• Lettre (in Décharge n°99)

     Jean-Claude Leroy  à propos de  Patrice Thierry

     

    Le 7 avril dernier le poète-éditeur Patrice Thierry mourait, après bientôt 2 années d’immobilité. Comme nul n’a encore cru bon de signaler cette disparition, je me permets cette adresse au revuiste et aux lecteurs de Décharge. Patrice avait créé à Toulouse, avec ses amis, la revue L’Éther Vague en 1975. Une dizaine d’années plus tard la revue s’épanouissait en maison d’édition.  Le psychohistorien Robert Liris publiait Amphora. Le poète-traducteur Jean-Pierre Tardif proposait la première édition française d’un roman de F. Tozzi, Trois croix, avec pour toile de fond la faillite d’une librairie.
    Patrice Thierry, ami de Marcel Moreau, en devint l’éditeur fétiche, puisque c’est sous le label de L’Éther Vague que le dionysiaque “misosophe” publia trois inédits et qu’il réédita les grands livres de l’époque Bourgois : La Pensée mongole, Sacre de la femme, Les Arts viscéraux.
    Amitié, mot plein pour Patrice. Patrice tenait, par exemple, à une véritable rencontre avec l’auteur. Il ne suffisait pas pour lui que le manuscrit reçu lui fit la meilleure impression. Par ce “religieux sans religion” un lien se créait presque toujours, ouvrant sur des projets de livres ou des utopies profuses.
    Il fut le découvreur de jeunes auteurs comme Christine François, David Nahmias, Julien Bosc, Sophie Buyse, Christiane Renauld...
    A son catalogue on trouve aussi l’autre ami-maître, Armand Gatti, dont le combat pour le verbe et la connaissance ne pouvait que souscrire à sa propre aventure. Et puisque nous voici en poésie, dire que Malcolm de Chazal se lit principalement à L’Éther Vague, que Le Mal des fantômes de Benjamin Fondane se trouve à cette enseigne (en coédition avec Paris-Méditerranée) et aussi André de Richaud, Michel Conte, Pierre Peuchmaurd... Sa passion pour les poètes du Grand Jeu l’avait poussé à composer des livres-documents sur Roger Gilbert-Lecomte et Pierre Minet. Importante aussi, la réédition de À l’animal noir du surréaliste Guy Cabanel. […]
    Patrice travaillait seul, trop seul. Même si je n’ignore pas les collaborations fructueuses de quelques-uns.
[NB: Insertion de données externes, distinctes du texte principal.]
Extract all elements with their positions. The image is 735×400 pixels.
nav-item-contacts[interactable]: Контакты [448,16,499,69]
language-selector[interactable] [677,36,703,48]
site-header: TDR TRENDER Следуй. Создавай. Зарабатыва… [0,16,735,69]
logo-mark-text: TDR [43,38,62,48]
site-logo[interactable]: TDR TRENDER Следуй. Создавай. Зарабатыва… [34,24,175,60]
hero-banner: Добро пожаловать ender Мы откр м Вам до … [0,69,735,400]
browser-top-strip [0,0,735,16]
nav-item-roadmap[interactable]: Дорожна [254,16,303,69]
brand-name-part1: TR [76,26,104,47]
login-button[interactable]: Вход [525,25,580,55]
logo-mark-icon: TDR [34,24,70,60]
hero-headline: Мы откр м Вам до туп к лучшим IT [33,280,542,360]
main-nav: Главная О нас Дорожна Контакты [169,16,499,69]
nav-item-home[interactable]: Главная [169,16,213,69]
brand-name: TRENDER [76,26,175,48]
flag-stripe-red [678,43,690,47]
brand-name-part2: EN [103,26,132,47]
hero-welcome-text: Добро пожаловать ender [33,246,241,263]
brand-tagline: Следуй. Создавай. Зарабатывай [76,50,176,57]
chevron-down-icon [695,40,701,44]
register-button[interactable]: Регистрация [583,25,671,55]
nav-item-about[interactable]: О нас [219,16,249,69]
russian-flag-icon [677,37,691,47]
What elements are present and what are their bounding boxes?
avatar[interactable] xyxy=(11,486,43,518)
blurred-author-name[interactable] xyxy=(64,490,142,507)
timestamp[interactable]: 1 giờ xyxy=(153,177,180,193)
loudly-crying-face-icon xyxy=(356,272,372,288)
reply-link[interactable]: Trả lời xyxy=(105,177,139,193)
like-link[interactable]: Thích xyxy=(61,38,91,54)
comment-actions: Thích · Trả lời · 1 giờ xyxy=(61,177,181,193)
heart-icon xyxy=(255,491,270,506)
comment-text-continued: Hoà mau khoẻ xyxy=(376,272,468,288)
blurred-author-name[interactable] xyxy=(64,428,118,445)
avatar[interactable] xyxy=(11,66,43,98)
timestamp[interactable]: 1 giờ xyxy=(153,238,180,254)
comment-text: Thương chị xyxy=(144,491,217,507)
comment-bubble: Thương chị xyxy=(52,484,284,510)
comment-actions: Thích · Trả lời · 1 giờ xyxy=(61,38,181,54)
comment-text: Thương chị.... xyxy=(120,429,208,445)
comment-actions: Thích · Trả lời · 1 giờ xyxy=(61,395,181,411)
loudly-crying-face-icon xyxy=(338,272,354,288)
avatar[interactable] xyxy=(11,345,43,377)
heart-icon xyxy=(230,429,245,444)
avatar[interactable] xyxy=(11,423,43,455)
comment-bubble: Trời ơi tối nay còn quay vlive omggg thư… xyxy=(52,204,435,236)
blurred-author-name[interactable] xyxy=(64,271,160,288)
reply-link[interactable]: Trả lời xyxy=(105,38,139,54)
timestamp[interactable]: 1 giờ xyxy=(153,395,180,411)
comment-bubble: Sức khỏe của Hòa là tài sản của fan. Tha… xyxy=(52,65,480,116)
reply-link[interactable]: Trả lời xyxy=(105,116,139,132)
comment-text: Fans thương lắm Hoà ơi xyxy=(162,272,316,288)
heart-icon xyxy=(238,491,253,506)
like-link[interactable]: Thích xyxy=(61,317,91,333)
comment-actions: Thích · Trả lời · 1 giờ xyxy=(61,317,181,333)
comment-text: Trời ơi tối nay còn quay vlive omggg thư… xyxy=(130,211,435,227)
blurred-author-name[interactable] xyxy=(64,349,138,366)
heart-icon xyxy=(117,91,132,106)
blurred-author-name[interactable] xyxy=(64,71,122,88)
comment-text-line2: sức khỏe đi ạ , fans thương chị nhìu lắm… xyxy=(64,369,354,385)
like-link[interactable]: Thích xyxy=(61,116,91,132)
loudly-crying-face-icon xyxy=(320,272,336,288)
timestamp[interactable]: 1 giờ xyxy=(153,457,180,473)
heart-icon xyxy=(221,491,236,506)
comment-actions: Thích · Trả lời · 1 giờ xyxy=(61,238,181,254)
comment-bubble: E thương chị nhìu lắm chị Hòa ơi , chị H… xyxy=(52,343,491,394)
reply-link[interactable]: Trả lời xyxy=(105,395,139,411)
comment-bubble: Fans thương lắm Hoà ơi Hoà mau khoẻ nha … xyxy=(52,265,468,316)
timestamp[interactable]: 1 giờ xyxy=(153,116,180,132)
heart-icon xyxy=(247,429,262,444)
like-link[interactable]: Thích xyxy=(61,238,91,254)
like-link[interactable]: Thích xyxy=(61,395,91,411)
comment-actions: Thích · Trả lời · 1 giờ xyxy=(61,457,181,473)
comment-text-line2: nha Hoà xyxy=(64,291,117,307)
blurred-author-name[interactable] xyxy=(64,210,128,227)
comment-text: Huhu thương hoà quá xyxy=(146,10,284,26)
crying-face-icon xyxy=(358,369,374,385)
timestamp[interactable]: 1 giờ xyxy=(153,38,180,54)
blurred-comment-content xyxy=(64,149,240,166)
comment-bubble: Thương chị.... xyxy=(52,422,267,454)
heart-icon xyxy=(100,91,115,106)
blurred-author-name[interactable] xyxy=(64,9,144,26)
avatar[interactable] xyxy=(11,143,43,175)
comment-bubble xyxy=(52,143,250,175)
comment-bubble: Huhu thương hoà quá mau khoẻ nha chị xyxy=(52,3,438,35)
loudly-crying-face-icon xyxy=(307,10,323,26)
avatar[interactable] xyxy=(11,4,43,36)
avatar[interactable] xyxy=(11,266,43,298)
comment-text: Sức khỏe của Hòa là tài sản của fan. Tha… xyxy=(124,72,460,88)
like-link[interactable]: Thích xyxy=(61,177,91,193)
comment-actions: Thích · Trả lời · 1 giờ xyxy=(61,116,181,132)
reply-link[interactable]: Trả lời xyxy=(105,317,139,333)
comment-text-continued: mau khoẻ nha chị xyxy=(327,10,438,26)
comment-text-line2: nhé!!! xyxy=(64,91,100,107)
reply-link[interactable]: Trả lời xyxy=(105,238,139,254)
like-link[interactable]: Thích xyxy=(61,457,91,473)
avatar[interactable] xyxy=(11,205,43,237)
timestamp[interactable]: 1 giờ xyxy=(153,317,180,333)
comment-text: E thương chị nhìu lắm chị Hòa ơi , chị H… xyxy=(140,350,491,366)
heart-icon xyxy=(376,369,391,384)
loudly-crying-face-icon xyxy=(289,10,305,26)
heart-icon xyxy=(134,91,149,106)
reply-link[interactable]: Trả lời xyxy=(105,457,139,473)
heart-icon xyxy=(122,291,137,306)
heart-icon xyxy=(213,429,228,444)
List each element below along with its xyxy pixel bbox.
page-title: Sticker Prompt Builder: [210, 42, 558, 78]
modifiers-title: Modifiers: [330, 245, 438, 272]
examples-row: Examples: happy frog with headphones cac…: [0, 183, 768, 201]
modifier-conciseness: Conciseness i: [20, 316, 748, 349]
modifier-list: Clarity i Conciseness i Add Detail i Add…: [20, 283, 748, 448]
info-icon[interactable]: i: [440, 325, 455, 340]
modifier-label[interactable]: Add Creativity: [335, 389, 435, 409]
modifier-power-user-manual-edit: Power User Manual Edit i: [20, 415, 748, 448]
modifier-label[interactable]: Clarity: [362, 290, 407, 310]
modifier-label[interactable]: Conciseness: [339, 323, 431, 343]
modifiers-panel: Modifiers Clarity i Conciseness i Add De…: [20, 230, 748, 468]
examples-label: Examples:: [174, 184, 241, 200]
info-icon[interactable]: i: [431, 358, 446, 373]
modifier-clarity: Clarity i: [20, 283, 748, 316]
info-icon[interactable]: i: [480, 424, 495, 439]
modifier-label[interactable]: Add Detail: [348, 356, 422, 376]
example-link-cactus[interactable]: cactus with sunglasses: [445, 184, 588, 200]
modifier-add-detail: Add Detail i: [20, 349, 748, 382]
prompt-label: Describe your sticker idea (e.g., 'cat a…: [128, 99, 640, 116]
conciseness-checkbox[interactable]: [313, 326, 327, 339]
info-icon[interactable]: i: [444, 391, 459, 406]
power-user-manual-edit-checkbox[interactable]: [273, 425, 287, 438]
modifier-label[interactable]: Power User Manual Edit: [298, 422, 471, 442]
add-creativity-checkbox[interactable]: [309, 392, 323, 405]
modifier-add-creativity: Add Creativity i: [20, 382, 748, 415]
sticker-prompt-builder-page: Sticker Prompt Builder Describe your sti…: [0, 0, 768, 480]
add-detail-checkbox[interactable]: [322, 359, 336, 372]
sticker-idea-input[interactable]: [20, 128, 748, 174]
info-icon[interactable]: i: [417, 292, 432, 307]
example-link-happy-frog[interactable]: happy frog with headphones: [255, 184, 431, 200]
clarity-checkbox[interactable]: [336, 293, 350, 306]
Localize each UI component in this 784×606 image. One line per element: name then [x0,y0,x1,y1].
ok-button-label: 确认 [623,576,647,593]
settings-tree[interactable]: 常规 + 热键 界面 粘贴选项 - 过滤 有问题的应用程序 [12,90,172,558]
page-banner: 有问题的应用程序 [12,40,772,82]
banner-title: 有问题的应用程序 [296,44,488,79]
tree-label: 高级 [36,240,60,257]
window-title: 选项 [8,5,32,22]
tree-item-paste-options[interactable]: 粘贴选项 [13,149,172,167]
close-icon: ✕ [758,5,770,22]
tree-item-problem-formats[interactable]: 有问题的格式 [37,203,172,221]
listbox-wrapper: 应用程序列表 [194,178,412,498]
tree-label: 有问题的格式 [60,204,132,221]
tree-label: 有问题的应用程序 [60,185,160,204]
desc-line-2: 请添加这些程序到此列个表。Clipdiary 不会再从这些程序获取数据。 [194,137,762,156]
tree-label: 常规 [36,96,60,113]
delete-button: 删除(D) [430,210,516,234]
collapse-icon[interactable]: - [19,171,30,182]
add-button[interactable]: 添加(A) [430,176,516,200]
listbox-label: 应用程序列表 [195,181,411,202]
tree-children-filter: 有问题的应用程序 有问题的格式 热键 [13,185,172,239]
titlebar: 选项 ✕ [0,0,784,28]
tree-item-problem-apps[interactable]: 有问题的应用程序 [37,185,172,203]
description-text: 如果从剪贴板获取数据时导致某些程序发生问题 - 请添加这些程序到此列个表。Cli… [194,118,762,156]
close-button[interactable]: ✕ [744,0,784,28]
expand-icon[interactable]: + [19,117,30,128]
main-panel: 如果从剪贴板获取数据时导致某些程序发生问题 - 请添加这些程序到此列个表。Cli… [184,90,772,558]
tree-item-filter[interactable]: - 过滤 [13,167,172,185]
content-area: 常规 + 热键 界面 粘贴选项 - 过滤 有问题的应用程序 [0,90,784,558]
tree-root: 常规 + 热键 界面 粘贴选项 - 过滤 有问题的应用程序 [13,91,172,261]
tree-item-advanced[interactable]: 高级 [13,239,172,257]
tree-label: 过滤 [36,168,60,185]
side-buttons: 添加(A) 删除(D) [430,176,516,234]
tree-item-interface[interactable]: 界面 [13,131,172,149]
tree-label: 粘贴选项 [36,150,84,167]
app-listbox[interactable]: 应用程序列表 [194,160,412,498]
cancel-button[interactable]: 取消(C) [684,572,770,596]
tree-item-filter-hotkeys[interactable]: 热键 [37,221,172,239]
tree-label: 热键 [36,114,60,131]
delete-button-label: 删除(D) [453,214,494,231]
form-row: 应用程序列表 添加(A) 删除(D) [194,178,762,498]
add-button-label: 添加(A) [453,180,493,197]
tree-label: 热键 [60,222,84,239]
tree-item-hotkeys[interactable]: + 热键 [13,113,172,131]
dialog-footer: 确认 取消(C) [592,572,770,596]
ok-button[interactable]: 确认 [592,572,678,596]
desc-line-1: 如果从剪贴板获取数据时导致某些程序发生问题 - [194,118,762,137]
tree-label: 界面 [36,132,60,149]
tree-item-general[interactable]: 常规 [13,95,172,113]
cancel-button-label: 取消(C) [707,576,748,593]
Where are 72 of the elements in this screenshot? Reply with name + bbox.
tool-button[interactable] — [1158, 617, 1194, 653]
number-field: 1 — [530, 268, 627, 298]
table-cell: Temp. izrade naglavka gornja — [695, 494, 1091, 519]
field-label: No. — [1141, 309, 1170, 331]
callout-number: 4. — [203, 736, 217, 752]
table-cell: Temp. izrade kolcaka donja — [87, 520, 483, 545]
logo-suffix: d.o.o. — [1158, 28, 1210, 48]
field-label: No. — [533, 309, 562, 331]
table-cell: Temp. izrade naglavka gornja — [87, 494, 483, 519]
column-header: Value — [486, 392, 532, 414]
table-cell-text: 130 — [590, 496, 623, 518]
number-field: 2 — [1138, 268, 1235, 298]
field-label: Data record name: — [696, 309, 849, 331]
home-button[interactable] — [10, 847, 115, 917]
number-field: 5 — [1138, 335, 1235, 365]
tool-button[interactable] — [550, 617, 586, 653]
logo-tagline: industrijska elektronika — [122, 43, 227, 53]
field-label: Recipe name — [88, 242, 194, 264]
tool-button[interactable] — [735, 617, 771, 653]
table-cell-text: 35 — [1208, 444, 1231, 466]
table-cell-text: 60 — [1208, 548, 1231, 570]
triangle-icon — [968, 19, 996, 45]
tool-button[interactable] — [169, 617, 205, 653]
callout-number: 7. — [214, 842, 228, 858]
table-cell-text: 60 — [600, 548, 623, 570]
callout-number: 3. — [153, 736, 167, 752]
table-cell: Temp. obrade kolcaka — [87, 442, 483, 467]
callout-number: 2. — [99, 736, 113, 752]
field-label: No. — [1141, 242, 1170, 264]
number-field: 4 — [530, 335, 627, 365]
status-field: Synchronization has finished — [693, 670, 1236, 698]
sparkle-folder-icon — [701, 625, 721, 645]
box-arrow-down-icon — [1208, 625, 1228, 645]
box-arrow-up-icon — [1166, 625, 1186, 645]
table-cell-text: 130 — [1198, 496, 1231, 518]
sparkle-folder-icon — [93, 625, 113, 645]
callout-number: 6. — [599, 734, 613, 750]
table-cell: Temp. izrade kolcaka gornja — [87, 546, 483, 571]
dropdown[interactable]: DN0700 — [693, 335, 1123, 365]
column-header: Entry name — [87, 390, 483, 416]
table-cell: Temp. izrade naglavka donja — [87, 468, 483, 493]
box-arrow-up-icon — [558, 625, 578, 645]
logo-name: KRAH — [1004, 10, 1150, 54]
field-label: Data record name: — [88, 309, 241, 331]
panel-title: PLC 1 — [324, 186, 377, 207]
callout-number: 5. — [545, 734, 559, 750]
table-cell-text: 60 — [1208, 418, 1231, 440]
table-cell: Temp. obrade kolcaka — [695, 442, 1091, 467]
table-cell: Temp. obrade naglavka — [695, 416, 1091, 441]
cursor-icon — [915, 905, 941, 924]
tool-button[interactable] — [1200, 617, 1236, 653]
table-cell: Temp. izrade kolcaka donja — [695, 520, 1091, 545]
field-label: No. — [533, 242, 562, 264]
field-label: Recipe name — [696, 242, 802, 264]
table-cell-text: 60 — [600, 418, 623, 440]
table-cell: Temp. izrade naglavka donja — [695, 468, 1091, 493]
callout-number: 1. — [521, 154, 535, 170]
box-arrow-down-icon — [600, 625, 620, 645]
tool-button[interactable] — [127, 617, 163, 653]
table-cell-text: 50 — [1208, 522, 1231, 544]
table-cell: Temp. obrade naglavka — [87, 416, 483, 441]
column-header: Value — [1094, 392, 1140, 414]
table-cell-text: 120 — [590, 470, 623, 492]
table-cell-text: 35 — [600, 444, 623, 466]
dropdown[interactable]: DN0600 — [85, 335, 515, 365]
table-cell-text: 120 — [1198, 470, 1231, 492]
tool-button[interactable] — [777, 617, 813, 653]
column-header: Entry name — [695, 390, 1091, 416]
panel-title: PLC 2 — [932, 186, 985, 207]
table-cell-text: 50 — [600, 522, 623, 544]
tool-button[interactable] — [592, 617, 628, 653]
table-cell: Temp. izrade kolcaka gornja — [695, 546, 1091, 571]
Je pense au travail de Jean-Pierre Tardif, je pense aussi à celui de Patrice Beray.  Pour autant on ne peut dire autrement. Patrice avançait en solitude. Façon également de souligner l’indifférence du milieu et de la presse à son égard. Il fallut à Patrice, traverser bien des découragements pour arriver à ce point d’efflorescence où enfin le catalogue de ses éditions dévoile pour chacun sa cohérence profonde. Et c’est au moment où un peu de reconnaissance l’atteignait que l’accident cérébral vint comme le secourir, afin qu’il puisse demeurer pur de tout succès et autre avatar de la réussite. Et maintenant, c’est la mort elle-même qui se charge de l’enfouis-sement, quand la carrière des journaleux s’arrange facilement d’une occultation certes parmi les plus bénignes !...     

    Jean-Claude Leroy in Décharge N° 99 (1998).